Polio vaccinations in northwestern Pakistan have resumed under police and paramilitary protection following a series of attacks on medical workers.
The UN suspended its nationwide programme in December after nine workers were murdered. Earlier this week another seven charity workers involved in the work were shot dead in the Swabi district.
The Taliban has accused health workers of acting as US spies and claimed the vaccine makes children sterile or impotent. It has banned vaccination teams from some areas until the US ends drone strikes in the country.
Pakistan is one of only three countries in the world where polio, a highly-infectious disease, is endemic.
Children will now be inoculated in smaller phases as part of a more low-key effort backed by security protection, confirmed a senior government official.
Motorcycles will be banned in some vaccination areas to stop potential drive-by shootings, said an official in the city of Peshawar, home to more than three million people.

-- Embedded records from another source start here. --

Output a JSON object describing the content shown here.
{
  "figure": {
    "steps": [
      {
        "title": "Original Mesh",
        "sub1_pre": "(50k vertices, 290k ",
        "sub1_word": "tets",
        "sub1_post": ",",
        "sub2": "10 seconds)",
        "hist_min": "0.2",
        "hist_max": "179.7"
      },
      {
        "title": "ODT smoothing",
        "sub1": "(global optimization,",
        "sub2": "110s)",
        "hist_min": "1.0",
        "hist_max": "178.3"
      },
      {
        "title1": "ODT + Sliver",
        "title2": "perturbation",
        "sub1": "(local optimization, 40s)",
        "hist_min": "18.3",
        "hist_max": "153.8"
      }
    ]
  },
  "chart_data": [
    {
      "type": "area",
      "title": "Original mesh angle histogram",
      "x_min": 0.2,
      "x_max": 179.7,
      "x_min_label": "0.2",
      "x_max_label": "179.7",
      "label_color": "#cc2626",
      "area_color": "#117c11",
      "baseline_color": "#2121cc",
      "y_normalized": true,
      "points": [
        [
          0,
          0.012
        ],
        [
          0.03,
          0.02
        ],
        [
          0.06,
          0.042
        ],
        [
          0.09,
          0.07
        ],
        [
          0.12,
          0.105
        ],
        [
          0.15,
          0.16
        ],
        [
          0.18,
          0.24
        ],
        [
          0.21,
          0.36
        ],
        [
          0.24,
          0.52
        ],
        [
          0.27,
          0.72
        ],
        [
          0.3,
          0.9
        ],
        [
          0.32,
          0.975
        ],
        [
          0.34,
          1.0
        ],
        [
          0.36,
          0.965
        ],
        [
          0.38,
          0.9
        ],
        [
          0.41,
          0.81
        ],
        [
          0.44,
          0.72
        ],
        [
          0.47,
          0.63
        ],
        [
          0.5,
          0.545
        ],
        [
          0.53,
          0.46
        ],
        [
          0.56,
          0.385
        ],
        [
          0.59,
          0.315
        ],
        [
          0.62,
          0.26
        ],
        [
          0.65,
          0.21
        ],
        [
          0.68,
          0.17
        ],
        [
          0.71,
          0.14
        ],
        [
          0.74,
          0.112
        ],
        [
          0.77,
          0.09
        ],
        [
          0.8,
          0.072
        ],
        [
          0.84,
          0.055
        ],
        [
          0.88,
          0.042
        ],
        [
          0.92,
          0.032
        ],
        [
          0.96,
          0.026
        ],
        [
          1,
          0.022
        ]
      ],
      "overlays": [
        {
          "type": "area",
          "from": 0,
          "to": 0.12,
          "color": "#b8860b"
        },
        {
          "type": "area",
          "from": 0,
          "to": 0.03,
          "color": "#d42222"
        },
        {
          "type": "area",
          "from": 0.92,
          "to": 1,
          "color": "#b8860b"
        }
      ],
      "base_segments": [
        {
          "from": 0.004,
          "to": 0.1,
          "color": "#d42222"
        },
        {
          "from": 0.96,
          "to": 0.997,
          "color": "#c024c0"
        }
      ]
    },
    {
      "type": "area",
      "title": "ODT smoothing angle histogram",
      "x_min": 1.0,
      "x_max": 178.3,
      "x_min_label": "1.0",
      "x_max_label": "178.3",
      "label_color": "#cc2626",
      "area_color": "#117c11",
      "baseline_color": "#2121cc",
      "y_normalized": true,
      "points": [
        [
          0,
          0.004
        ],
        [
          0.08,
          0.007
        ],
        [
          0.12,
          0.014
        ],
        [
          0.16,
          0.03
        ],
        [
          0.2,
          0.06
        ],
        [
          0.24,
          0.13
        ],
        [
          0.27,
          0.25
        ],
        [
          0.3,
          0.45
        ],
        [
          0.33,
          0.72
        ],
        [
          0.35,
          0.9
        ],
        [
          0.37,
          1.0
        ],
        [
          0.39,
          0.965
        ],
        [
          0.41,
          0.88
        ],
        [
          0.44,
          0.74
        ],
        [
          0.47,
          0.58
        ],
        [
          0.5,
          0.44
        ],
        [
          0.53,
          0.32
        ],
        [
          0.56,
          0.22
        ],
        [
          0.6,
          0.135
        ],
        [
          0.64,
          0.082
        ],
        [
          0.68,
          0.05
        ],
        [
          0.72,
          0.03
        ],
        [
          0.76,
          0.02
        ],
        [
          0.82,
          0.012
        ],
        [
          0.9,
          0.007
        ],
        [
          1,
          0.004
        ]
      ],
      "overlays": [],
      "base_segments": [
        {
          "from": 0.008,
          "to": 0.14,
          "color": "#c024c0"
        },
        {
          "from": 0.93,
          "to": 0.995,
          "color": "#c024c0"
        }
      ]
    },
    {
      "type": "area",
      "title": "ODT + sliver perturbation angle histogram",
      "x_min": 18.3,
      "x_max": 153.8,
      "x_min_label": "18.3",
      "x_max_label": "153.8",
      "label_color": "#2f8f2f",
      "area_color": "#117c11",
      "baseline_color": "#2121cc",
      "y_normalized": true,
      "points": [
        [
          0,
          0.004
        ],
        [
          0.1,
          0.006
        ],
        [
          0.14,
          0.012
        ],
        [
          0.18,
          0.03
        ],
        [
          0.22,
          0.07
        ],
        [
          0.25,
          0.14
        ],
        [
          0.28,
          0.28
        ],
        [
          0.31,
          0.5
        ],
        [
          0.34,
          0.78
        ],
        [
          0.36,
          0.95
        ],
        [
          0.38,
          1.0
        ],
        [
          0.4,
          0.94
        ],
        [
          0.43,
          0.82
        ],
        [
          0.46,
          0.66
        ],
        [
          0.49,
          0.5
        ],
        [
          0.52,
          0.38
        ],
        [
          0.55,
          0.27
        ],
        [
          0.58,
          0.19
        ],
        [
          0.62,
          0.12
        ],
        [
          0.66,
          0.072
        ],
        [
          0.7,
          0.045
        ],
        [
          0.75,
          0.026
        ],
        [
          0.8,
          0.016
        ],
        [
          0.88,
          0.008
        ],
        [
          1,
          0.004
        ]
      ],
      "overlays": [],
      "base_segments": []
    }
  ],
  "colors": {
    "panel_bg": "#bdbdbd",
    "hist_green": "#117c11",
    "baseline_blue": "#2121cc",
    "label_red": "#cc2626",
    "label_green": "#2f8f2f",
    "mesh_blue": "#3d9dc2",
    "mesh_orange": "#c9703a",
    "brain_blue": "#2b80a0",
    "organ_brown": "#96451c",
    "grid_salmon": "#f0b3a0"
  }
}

Doctor Janbaz Afridi, the head of polio eradication in Khyber Pakhtunkhwa province, said vaccinations would also be carried out at varying times in different districts to improve safety.
"The inoculation teams can now go into selected areas with adequate security at any suitable time instead of a province-wide campaign, "explained Dr Afridi.
Some female health workers had been refusing to take part in the polio programme after the recent attacks.
Twelve of the 16 people killed in the December and January attacks were women.
Taliban opposition to the campaign has grown after it emerged last year a Pakistani doctor ran a fake vaccination programme to help the CIA track down and kill Osama bin Laden.
Polio cases in Pakistan have risen sharply in recent years, hitting 198 in 2011 - the highest figure for more than a decade and the most of any country in the world last year, according to the UN World Health Organisation.